Question

Group the like terms together: \[9{x^2},xy, - 3{x^2},{x^2} - 2xy\]

Answer 1

Hint: A symbol having a fixed value is known as constant and a symbol that takes various values is called variables. The combination of variables and constants with the basic four arithmetic operations is called an algebraic equation. The parts of algebraic equations separated by \[ + \] or \[ - \]are called terms. The terms having similar variables are called similar terms or like terms. Here we will separate the terms having the same variables.

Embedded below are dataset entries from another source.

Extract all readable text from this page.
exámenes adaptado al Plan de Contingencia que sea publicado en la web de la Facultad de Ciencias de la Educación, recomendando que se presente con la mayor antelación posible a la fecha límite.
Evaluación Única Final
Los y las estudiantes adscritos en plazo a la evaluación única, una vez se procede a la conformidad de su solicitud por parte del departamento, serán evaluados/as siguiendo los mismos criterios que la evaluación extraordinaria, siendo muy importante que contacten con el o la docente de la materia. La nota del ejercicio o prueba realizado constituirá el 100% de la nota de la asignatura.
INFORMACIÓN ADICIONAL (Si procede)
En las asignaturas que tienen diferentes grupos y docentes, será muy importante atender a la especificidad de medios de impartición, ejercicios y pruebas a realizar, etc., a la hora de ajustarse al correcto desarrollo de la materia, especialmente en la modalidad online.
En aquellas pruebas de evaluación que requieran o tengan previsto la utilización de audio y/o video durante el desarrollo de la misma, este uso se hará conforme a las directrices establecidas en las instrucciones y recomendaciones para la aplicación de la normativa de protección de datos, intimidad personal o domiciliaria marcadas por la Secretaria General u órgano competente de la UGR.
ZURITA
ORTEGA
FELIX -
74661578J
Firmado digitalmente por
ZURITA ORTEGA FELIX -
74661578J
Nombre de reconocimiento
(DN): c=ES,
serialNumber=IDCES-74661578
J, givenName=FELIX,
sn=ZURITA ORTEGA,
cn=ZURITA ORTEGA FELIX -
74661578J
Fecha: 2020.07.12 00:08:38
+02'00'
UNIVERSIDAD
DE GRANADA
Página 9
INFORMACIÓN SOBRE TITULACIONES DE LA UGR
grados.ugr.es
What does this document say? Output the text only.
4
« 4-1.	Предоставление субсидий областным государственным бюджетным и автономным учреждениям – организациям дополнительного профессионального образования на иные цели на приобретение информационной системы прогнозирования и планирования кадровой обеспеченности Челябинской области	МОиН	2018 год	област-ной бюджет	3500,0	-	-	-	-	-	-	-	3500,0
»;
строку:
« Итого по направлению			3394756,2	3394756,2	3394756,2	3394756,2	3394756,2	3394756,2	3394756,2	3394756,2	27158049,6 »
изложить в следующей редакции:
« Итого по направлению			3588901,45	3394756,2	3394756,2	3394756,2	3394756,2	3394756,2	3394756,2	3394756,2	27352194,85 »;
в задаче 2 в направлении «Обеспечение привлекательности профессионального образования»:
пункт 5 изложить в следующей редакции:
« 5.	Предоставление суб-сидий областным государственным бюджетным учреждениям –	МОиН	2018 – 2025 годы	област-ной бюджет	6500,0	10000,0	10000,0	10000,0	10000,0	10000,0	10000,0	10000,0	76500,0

Complete step by step answer:
The given terms are \[9{x^2},xy, - 3{x^2},{x^2} - 2xy\]. The last one is an algebraic expression having two terms. They are \[{x^2}\] and \[ - 2xy\]. Thus, we have five terms: they are \[9{x^2},xy, - 3{x^2},{x^2}, - 2xy\].
Now let us separate them. By the definition of the like term, we know that terms having similar variables are known as like terms.
Let us take the first term, \[9{x^2}\] here the constant is \[9\] and the variable is \[{x^2}\].
Now the third term, \[ - 3{x^2}\] here the constant is \[ - 3\] and the variable is \[{x^2}\].
Let us take the fourth term, \[{x^2}\] here the constant is \[1\] and the variable is \[{x^2}\].
Thus,\[9{x^2}, - 3{x^2},{x^2}\] are like terms since they have similar variables \[{x^2}\].
Now let us take the second term, \[xy\] here the constant is \[1\]and the variable is \[xy\].
Let us take the fifth term, \[ - 2xy\] here the constant is \[ - 2\]and the variable is \[xy\].
Again, by the definition of the like term, we know that terms having similar variables are known as like terms.
Thus, \[xy, - 2xy\] are like terms.
Hence, we got two sets of the like term: (1) \[9{x^2}, - 3{x^2},{x^2}\] with the variable \[{x^2}\]and (2) \[xy, - 2xy\] with the variable \[xy\].

Note: We know that the terms having the same or similar variables are called like or similar terms. Also, the terms having different variables are known as, unlike terms. Thus, we need to first separate the given terms then we will group them according to their variables.